I posted this in the anxietyzone.com forum as a response to a thread. Despite the forums “copying or redistribution” of content on the forum is “strictly prohibited” policy, I wrote it, and I wanted to include it on my blog, even for no other reason that to let myself read it again and again to help reaffirm things to myself:
It’s hard to talk yourself down when you’re feeling anxious/panicky, and it’s hard to accept what the Doctor tells you. Trust me, I know how hard that is. But logic does come into play here. Doctors see dozens (or more) patients every day with a wide array of symptoms and conditions. I’ve been seeing my family doctor for 25 years, and he treated my mother when she fought breast cancer twice, so I trust him, and he has the experience to back up that trust. And yet, even I’ve found myself doubting what he tells me. Sure it makes me feel better briefly, but after a while, the anxiety takes hold and starts to convince you that maybe they’re wrong, even though the logic defies that idea.

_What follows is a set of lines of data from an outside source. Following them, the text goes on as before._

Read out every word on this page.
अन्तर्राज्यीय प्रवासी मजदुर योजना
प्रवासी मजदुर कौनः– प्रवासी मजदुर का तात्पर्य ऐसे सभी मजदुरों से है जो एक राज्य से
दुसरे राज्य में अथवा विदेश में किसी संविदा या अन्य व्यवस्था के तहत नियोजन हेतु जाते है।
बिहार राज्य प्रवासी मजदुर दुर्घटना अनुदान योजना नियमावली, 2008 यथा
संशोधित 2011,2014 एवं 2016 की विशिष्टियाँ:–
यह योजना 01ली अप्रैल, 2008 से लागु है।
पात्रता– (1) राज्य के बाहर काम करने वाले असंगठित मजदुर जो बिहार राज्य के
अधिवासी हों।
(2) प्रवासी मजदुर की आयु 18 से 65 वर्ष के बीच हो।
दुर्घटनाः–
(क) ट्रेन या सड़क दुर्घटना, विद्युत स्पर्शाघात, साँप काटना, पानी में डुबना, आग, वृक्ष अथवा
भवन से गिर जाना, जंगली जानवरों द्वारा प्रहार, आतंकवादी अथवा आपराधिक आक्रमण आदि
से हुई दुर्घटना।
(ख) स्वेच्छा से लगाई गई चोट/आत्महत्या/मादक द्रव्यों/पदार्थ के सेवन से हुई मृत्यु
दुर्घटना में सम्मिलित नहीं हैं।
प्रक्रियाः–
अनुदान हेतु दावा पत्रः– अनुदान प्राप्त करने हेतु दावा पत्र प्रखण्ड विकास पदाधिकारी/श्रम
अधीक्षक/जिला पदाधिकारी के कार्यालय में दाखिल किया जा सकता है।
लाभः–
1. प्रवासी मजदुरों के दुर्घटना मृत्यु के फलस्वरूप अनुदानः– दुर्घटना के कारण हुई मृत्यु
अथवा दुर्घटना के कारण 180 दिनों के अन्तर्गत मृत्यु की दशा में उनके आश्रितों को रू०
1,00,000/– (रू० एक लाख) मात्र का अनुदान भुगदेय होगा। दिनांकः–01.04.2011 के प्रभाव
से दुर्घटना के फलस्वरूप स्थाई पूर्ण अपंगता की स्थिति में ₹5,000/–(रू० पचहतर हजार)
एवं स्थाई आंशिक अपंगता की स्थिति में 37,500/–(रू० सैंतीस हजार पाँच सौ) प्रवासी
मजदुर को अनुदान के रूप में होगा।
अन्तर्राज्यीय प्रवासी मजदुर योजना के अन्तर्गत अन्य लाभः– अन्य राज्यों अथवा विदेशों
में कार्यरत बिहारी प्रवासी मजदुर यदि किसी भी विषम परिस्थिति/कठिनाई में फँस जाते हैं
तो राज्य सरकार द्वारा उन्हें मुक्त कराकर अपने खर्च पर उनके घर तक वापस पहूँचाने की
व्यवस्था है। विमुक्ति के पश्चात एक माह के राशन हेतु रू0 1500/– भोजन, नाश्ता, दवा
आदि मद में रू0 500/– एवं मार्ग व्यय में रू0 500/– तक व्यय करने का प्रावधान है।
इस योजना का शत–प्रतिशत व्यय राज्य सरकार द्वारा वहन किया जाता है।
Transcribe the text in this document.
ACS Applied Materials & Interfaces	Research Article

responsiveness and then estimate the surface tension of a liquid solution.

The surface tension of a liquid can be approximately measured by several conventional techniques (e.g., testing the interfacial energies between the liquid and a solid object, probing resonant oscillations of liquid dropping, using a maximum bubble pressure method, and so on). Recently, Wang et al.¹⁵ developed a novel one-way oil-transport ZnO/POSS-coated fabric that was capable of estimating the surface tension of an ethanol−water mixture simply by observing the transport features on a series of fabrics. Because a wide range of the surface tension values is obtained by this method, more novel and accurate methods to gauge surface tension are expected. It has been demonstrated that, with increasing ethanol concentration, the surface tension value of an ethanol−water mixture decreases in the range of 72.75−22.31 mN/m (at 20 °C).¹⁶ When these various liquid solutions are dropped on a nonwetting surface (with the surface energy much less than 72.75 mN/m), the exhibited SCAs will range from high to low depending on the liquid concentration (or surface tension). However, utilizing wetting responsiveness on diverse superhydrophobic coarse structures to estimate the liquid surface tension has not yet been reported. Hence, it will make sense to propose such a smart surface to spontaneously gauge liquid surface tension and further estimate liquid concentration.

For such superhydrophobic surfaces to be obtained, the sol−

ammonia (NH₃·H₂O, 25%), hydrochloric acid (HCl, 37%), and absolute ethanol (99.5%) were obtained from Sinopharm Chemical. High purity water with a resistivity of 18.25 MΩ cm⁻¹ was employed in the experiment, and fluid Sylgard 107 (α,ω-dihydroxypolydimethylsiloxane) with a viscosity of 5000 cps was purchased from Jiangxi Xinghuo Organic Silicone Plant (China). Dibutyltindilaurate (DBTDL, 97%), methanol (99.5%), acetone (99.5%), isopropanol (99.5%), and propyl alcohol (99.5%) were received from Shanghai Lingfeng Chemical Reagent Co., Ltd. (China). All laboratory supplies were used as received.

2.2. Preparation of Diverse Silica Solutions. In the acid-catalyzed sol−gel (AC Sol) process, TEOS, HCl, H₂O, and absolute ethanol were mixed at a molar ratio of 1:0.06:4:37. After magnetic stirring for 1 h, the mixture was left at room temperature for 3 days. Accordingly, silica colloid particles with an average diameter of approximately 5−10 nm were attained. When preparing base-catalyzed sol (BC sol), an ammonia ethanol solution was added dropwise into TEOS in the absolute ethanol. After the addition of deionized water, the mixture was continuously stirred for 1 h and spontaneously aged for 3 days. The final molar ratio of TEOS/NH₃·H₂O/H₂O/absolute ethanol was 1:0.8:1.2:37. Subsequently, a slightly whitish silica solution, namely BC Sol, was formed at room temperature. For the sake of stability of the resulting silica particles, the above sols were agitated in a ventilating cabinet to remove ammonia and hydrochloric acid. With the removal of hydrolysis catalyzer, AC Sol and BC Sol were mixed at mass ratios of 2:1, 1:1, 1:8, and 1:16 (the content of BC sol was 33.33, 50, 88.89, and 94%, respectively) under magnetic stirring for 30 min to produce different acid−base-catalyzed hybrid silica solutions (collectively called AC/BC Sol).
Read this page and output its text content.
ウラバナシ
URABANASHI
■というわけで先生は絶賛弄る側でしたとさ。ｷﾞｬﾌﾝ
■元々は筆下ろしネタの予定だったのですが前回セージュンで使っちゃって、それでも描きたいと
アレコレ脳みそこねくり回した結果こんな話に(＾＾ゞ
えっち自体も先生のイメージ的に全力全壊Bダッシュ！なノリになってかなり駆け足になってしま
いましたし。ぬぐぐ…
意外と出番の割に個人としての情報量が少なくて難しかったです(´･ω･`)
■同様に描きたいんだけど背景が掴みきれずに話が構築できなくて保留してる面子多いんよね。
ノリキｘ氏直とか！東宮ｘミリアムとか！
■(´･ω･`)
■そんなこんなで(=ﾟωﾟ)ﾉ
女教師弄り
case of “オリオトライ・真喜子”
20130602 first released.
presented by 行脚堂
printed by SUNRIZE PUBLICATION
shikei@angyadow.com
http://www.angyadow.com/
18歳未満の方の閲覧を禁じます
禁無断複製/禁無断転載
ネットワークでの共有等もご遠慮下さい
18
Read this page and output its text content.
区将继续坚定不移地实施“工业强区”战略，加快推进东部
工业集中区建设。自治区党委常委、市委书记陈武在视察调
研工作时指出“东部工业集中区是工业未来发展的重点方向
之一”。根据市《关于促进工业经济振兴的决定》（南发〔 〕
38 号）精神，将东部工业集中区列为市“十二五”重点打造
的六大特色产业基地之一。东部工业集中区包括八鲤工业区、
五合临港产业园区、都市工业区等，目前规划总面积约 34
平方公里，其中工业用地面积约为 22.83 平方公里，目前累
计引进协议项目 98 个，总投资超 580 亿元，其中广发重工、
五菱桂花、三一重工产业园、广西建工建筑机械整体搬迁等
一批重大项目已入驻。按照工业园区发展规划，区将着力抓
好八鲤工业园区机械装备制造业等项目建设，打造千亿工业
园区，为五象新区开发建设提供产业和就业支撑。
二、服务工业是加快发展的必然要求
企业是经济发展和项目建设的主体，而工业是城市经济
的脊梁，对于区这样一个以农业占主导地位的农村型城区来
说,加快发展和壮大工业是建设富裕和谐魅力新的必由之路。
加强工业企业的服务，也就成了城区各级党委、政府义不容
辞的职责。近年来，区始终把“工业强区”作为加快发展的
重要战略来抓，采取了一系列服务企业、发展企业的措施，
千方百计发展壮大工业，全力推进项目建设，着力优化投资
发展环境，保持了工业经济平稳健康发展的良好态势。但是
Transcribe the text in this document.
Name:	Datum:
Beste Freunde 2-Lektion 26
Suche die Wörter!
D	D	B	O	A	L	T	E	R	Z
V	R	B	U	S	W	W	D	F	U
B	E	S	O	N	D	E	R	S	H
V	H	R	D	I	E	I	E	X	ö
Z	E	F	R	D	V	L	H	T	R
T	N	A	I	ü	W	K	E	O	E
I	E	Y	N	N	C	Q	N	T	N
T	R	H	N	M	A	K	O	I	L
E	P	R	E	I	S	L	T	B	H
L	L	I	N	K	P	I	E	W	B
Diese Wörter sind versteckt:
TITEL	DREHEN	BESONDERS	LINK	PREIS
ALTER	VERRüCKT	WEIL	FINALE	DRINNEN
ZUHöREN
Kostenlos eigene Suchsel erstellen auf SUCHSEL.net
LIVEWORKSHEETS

What I almost find funny is how people like us won’t accept that which our medical professionals (ie: they went to school for this stuff and have daily experience with it over several years; we haven’t), yet we come to forums like this one looking for the ‘truth’ and we’re more likely to believe it because someone else has experienced the same thing as we have. Not to say there isn’t value in that, but how can we put all our trust in other people that we’ve never met before, yet reject what the professionals tell us? That’s like asking someone at a red light about the sound that their car is making instead of trusting what a mechanic tells us it is (and yet, I’ve even done that to certain extents). It doesn’t make sense, and I’m just as guilty of it as anyone.
But that’s part of the puzzle that is anxiety; understanding that our mind is trying to trick us into feeling something that, granted, feels completely real, but has no real basis in reality. And all too often we’re prepared to look ONLY at the medical side of things. We feel symptoms, so we assume it’s physiological in nature. But the source of those symptoms is mental, triggered by stress or fear harbored deep within our own minds. Only by facing those things and dealing with them head-on can we begin to resolve the problems that are causing us to feel the things we feel. Unfortunately it’s not an immediate relief of the symptoms, but anxiety is a marathon, not a sprint, no matter how badly we want it to just be over as quickly as it comes on, it just doesn’t. It doesn’t take long to break your leg, but it takes much longer for it to heal properly.